За чаем Левин узнал всю историю старикова хозяйства. Старик снял десять лет тому назад у помещицы сто двадцать десятин, а в прошлом году купил их и снимал еще триста у соседнего помещика. Малую часть земли, самую плохую, он раздавал внаймы, а десятин сорок в поле пахал сам своею семьей и двумя наемными рабочими. Старик жаловался, что дело шло плохо. Но Левин понимал, что он жаловался только из приличия, а что хозяйство его процветало. Если бы было плохо, он не купил бы по ста пяти рублей землю, не женил бы трех сыновей и племянника, не построился бы два раза после пожаров, и все лучше и лучше. Несмотря на жалобы старика, видно было, что он справедливо горд своим благосостоянием, горд своими сыновьями, племянником, невестками, лошадьми, коровами и в особенности тем, что держится все это хозяйство. Из разговора со стариком Левин узнал, что он был и не прочь от нововведений. Он сеял много картофелю, и картофель его, который Левин видел, подъезжая, уже отцветал и завязывался, тогда как у Левина только зацветал. Он пахал под картофель плугою, как он называл плуг, взятый у помещика. Он сеял пшеницу. Маленькая подробность о том, что, пропалывая рожь, старик прополонною рожью кормил лошадей, особенно поразила Левина. Сколько раз Левин, видя этот пропадающий прекрасный корм, хотел собирать его; но всегда это оказывалось невозможно. У мужика же это делалось, и он не мог нахвалиться этим кормом.

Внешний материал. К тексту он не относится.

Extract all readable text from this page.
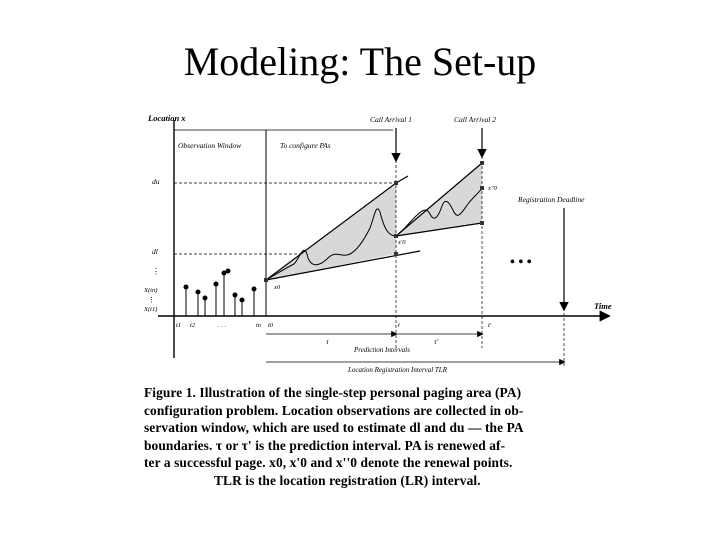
Modeling: The Set-up
Location x
Time
Observation Window	To configure PAs
Call Arrival 1	Call Arrival 2
du
dl
⋮
X(tn)
X(t1)
⋮
x0
x'0
x''0
Registration Deadline
• • •
t1 t2	. . .	tn t0	t	t'
τ	τ'
Prediction Intervals
Location Registration Interval TLR
Figure 1. Illustration of the single-step personal paging area (PA)
configuration problem. Location observations are collected in ob-
servation window, which are used to estimate dl and du — the PA
boundaries. τ or τ' is the prediction interval. PA is renewed af-
ter a successful page. x0, x'0 and x''0 denote the renewal points.
TLR is the location registration (LR) interval.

– Чего же бабенкам делать? Вынесут кучки на дорогу, а телега подъедет.
– А вот у нас, помещиков, все плохо идет с работниками, – сказал Левин, подавая ему стакан с чаем.
– Благодарим, – отвечал старик, взял стакан, но отказался от сахара, указав на оставшийся обгрызенный им комок. – Где же с работниками вести дело? – сказал он. – Разор один. Вот хоть бы Свияжсков. Мы знаем, какая земля, мак, и тоже не больно хвалятся урожаем. Все недосмотр!
– Да ведь вот ты же хозяйничаешь с работниками?
– Наше дело мужицкое. Мы до всего сами. Плох – и вон; и своими управимся.
– Батюшка, Финоген велел дегтю достать, – сказала вошедшая баба в калошках.
– Так‑то, сударь! – сказал старик, вставая, перекрестился продолжительно, поблагодарил Левина и вышел.
Когда Левин вошел в черную избу, чтобы вызвать своего кучера, он увидал всю семью мужчин за столом. Бабы прислуживали стоя. Молодой здоровенный сын, с полным ртом каши, что‑то рассказывал смешное, и все хохотали, и в особенности весело баба в калошках, подливавшая щи в чашку.
Очень может быть, что благовидное лицо бабы в калошках много содействовало тому впечатлению благоустройства, которое произвел на Левина этот крестьянский дом, но впечатление это было так сильно, что Левин никак не мог отделаться от него. И всю дорогу от старика до Свияжского нет‑нет и опять вспоминал об этом хозяйстве, как будто что‑то в этом впечатлении требовало его особенного внимания.